According to van Dijk, Dutch universities pay most attention to the ARWU and the Times Higher Education Supplement rankings.
“But because those rankings don’t say much about education, students are more interested in the national ‘Elsevier enquete’, which reports on the (perceived) quality of education,” he told The Slovak Spectator.
ARRA has already polled Slovak students about their impression of the country’s universities and plans to continue to do so. It is currently working on two more projects: a survey in cooperation with the GfK agency on graduates’ satisfaction with their alma mater and a survey in cooperation with Profesia.sk on employers’ interest in graduates from different universities, the Trend weekly wrote. The results will be published in early 2009.
Slovak academia cast in an unflattering light
Slovak universities’ lacklustre performance in the ARRA rankings shows the system is struggling with a number of challenges. The faculties, divided into six groups according to field of study, failed to show any ability to compete internationally, even in Central Europe.
The only Slovak school that ranked first in comparison with its Czech counterparts was the Slovak University of Technology’s Faculty of Chemistry and Food Technologies in Bratislava.

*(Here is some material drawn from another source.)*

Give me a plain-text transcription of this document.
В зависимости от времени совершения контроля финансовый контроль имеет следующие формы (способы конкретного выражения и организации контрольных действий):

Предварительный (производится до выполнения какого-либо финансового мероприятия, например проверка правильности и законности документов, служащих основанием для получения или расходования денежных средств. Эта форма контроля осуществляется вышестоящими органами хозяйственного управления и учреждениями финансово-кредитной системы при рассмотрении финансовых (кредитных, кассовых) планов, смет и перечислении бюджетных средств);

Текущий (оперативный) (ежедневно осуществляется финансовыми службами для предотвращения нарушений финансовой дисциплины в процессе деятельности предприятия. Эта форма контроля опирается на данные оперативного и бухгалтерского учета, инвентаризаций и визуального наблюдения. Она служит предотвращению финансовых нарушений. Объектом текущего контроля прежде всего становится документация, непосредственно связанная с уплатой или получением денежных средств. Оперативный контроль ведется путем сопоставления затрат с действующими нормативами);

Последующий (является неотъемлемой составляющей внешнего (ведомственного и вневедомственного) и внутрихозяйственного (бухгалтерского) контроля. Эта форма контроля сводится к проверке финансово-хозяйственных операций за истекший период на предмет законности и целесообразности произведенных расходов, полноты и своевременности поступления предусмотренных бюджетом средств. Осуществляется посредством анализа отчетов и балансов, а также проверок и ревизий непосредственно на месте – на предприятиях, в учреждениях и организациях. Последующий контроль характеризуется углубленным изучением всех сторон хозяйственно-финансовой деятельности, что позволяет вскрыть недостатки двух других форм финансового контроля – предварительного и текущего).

“We are successful because we always compare our work with the best,” Dušan Bakoš, who heads the faculty, told The Slovak Spectator. “We believe the quality of scientific work is the most important value, perform regular evaluations, have strict criteria for promoting staff, present the results of our work abroad and, mainly, we build on the traditions of scientific work.”
Even so, Bakoš confirmed, the ranking will have no significance for prospective students. Chemistry is simply not a popular field of study, so the faculty is facing a declining number of students, he told the Sme daily.
Meanwhile, the challenges confronting university education are causing Slovak students to choose universities that they believe can provide better conditions. About 18,000 Slovak students currently study in the Czech Republic, and hundreds more are studying around the world, according to the ARWU report.
Ivan Ostrovský from ARRA believes that Czech schools are preferred among some Slovak students because, as in the US and Western Europe, Czech universities are funded with the goal of creating centres of specialisation.
“Slovakia could develop two schools into centres of science, like in the Czech Republic, where science is focused at Charles University in Prague and Masaryk University in Brno,” Ostrovský told Sme.
Van Dijk said that improving the quality and quantity of Slovak international output would contribute to a higher ranking. He suggested that the rankings focus on Slovak PhD students and young researchers, and that monographs be replaced by PhD theses containing international articles.
“Such measures don’t cost extra money, but make more efficient use of the money which is present,” he told The Slovak Spectator.
A lot also needs to be improved in the way Slovak universities are financed, he added.
According to Pástor from the University of Chicago, which ranks among the top 10 world universities in most rankings, Slovak professors face low pay and a heavy workload in comparison to the US. If the government wants to continue running Slovak universities, he said, it needs to be more generous with its funding, because investment in education only becomes profitable in the long run.
“In times of economic distress, such as today, governments tend to focus on short-term fixes instead of long-term investment,” he said. “Therefore, I don’t expect any magic solution to the Slovak university problem in the next year or two.”